Does the macro environment continue to be positive for equities and other riskier assets? And is there any concern over inflationary pressures? The answers to these questions are ‘yes’ and ‘no’ respectively from Morris.
“We are overweight risk assets. Though the pandemic remains a worry, we see little reason for safe havens to outperform from here.”
He adds: “More inflation would be welcome, but without a Democratic-controlled congress to pass a multi-trillion stimulus package we don’t see much of an increase in inflation beyond the reversal of the disinflationary impact of the lockdowns. Even if we did get a bigger increase in inflation, the Fed is very unlikely to push against it until it rose above its 2% target.”
Normality priced in
According to Vijverberg, equity markets have been quick to price in a return to normality. Equities are long duration assets and thus respond more to longer term prospects, which have materially improved despite the short-term pain. Especially sectors hardest hit during the start of the pandemic are now showing a strong rebound.

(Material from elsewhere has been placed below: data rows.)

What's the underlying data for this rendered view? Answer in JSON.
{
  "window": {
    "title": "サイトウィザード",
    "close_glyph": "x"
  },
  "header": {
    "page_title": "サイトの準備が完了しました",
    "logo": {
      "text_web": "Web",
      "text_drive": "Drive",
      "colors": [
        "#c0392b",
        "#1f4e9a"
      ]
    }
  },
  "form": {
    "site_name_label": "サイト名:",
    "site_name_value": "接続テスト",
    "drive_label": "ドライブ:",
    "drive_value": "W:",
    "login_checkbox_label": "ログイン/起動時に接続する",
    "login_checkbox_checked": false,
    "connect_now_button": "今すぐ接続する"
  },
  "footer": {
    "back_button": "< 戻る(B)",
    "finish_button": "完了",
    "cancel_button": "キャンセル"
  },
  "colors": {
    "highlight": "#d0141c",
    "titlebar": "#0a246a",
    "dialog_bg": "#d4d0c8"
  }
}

Unfortunately, as he points out, the financial situation for some is too dire, such that they might need to raise capital or go out of business. For instance, many airlines are trading far below pre-pandemic levels. And they are unlikely to return those previous levels anytime soon.
The longer-term ramifications are not yet fully known, Vijverberg concludes: “What is clear is that government balance sheets have taken a big hit. Government debt has again increased and many countries will need central bank support for a very long time to keep interest rates low.”
He adds: “We expect inflation, especially in Europe, to remain low. The large output gaps, aging and a lack of competitiveness are likely to lead to continued deflationary pressures. If inflation would increase due to other unforeseen factors, we expect that central banks would still keep rates anchored to support the recovery.”
Jeroen Blockland, head of multi-asset funds at Robeco, believes market recovery will very much depend on vaccine effectiveness and uptake. While he veers towards the base and bull case scenarios – he concedes any major set back on the covid vaccine could lead to a severe downturn in consumer and producer confidence with the multiple effects of fiscal and monetary stimulus dwindling.
Assuming vaccine development and distribution is positive, Blockland believes 2021 will be a good year for risky assets. “We expect GDP to be back at pre-covid levels at the end of 2021. We expect accommodative fiscal and monetary policy to continue and the economic cycle to move from recession to recovery. Earnings per share should return to trend – 20% growth and this will be the main driver for equities next year.”
Blokland expects some rotation out of government bonds and believes commodity prices will grind higher. He thinks this is especially the case with regard to industrial metals, if the most bullish recovery scenario sees demand rise and supply come under pressure.